Hi all,
I am trying to find the differential expressed genes for a dataset where the samples are treated with a drug at three different time-points(baseline, 16 weeks, 52 weeks). There are no controls in the study. I am trying to use the limma in R and analyze this as they are paired samples. I am using F statistic to do this. I have one challenge here. Not all time points equal samples. Few observations are missing. For instance, I have baseline and week 16 and 52 week is missing. The easiest way to handle the missing observations I thought was to take the samples which has all three time points. But I think in statistical point of view this might not be correct way. Can anybody suggest what method to use to handle this issue. I am reading lot of papers. I came across imputation technique. I am not sure whether or not the technique would be applicable to this scenario.
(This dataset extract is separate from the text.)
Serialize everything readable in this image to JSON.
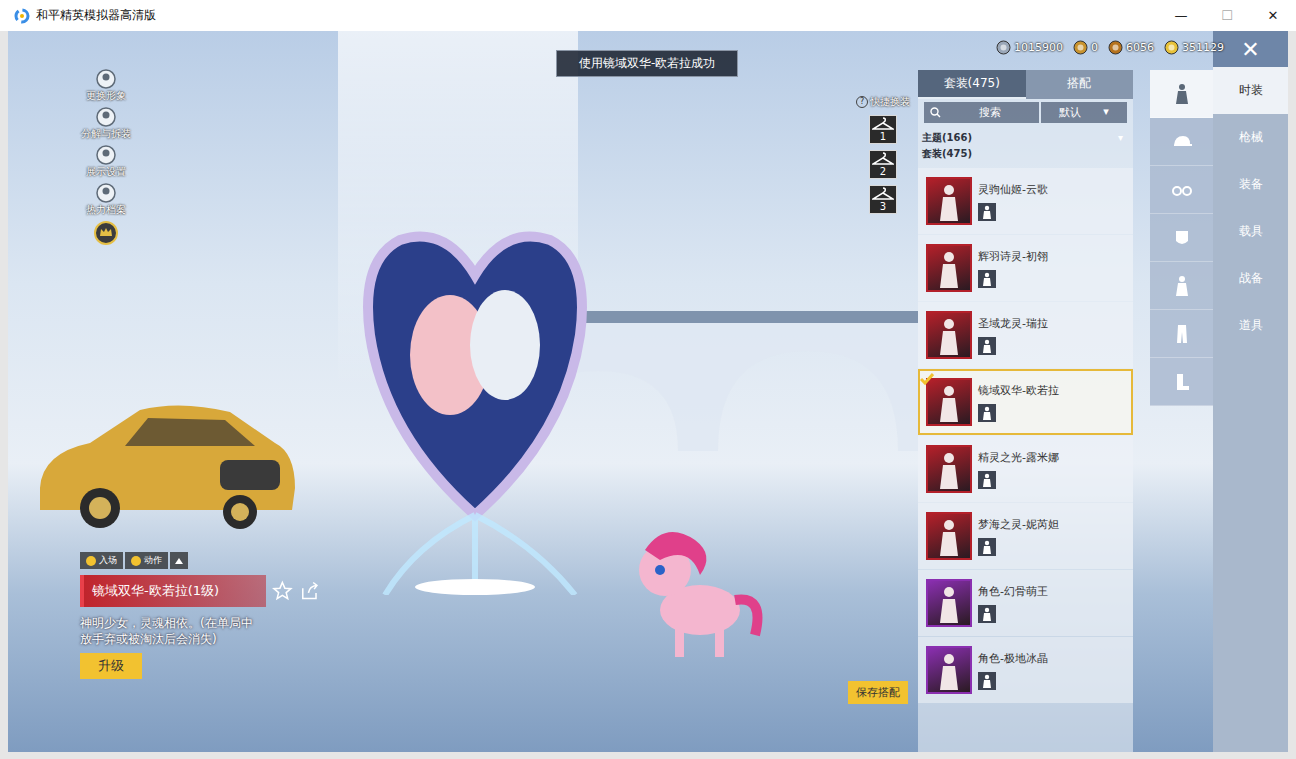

I am attaching the sample data here
Accession Title time timepoints subjectid
GSM2352693 SUBJ.1720, SLE, baseline baseline 3 SUBJ.1720
GSM2352694 SUBJ.1720, SLE, week16 week 16 3 SUBJ.1720
GSM2352695 SUBJ.1720, SLE, week52 week 52 3 SUBJ.1720
GSM2352696 SUBJ.0003, SLE, baseline baseline 3 SUBJ.0003
GSM2352697 SUBJ.0003, SLE, week16 week 16 3 SUBJ.0003
GSM2352698 SUBJ.0003, SLE, week52 week 52 3 SUBJ.0003
GSM2352699 SUBJ.0065, SLE, baseline baseline 2 SUBJ.0065
GSM2352700 SUBJ.0065, SLE, week52 week 52 2 SUBJ.0065
GSM2352701 SUBJ.1587, SLE, baseline baseline 3 SUBJ.1587
GSM2352702 SUBJ.1587, SLE, week16 week 16 3 SUBJ.1587
GSM2352703 SUBJ.1587, SLE, week52 week 52 3 SUBJ.1587
GSM2352704 SUBJ.1028, SLE, baseline baseline 3 SUBJ.1028
GSM2352705 SUBJ.1028, SLE, week16 week 16 3 SUBJ.1028
GSM2352706 SUBJ.1028, SLE, week52 week 52 3 SUBJ.1028
GSM2352707 SUBJ.0901, SLE, baseline baseline 3 SUBJ.0901
GSM2352708 SUBJ.0901, SLE, week16 week 16 3 SUBJ.0901
GSM2352709 SUBJ.0901, SLE, week52 week 52 3 SUBJ.0901
GSM2352710 SUBJ.1544, SLE, baseline baseline 3 SUBJ.1544
GSM2352711 SUBJ.1544, SLE, week16 week 16 3 SUBJ.1544
GSM2352712 SUBJ.1544, SLE, week52 week 52 3 SUBJ.1544
GSM2352713 SUBJ.0200, SLE, baseline baseline 3 SUBJ.0200
GSM2352714 SUBJ.0200, SLE, week16 week 16 3 SUBJ.0200
GSM2352715 SUBJ.0200, SLE, week52 week 52 3 SUBJ.0200
GSM2352716 SUBJ.0032, SLE, baseline baseline 3 SUBJ.0032
GSM2352717 SUBJ.0032, SLE, week16 week 16 3 SUBJ.0032
GSM2352718 SUBJ.0032, SLE, week52 week 52 3 SUBJ.0032
GSM2352719 SUBJ.1545, SLE, week16 week 16 2 SUBJ.1545
GSM2352720 SUBJ.1545, SLE, week52 week 52 2 SUBJ.1545
Th R code I am trying to use is
library(limma)
# limma
design <- model.matrix(~0 + eset_filtered$cohort)
colnames(design) <- levels(eset_filtered$cohort)
fit <- lmFit(eset_filtered, design)
contrast.matrix <- makeContrasts("week16-baseline","week52-baseline",levels = design) #name
fit2 <- contrasts.fit(fit, contrast.matrix)
fit2 <- eBayes(fit2)
top.active <- topTable(fit2, adjust="BH", n=nrow(eset_filtered))
Any suggestions would be really appreciated. Thanks in advance.